When Nights Black Mantle

Lady Mary Wroth (1621) Lady Mary Wroth began her sonnet sequence "Pamphilia to Amphilan-thus," which she included in her prose romance The Countess of Montgomery's Urania, with Sonnet 1, referred to by its first line, "When night's black mantle could most darkness prove." The speaker is Pamphilia, a young woman of virtue who attempts to convince her lover, Amphilanthus, of the value of responsible and pure living. Wroth extends the metaphor of night and darkness to suggest danger and the inability to see the future of her speaker. The imagery of the mantle in the first line emphasizes the totality of the darkness. The speaker describes sleep as "death's Image," a common reference that suggests the light of life remains in danger during that time. While she sleeps her "thoughts did move" from a conscious awareness of herself quickly, "Swifter than those most swiftness need require." Wroth emphasizes the trepidation that seizes her speaker in repetition of the term swift to indicate how quickly she lost control. Her imagery reflects mythological figures and ideas, as the speaker describes riding in "a chariot drawn by winged desire" and seeing Venus, the goddess of love, with her son, Cupid, god of love. Cupid sits at the feet of Venus "adding fire / To burning hearts," a reference to the belief that Cupid could cause the passion of love by piercing an unsuspecting human's heart. After being shot, the human would fall in love with the next person she saw, losing complete control over who became the object of her affection. The speaker sees Venus hold higher than all of the hearts "one heart flaming more than all the rest," after which she placed it into Pamphilia's breast. Wroth introduces dialogue to dramatize further the scene as Venus instructs Cupid, "Dear, son, now shut . . . thus must we win." The flaming heart is enclosed in Pamphilia, who says that Cupid "martyred my poor heart." When she wakes, she "hoped as dreams it would depart, / Yet since, O me, a lover I have been."

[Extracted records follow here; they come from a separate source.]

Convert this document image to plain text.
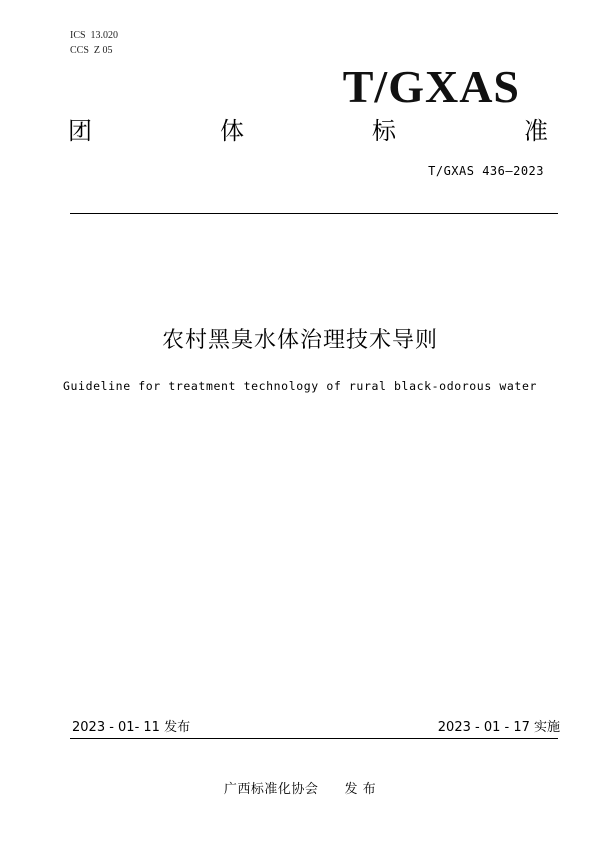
ICS  13.020
CCS  Z 05
T/GXAS
团	体	标	准
T/GXAS 436—2023
农村黑臭水体治理技术导则
Guideline for treatment technology of rural black-odorous water
2023 - 01- 11 发布	2023 - 01 - 17 实施
广西标准化协会 发 布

Wroth achieves several purposes with this opening sonnet. She establishes Pamphilia as an innocent young woman, caught up in events beyond her control. She also clarifies Pamphilia's position as a lover, in that she had hoped in vain not to experience the emotions that left her feeling used. The term martyr proves especially effective as a description of the speaker, one who dies for a cause greater than she. Wroth allows readers to identify as humans trapped in the same condition, that is, as victims of our passions.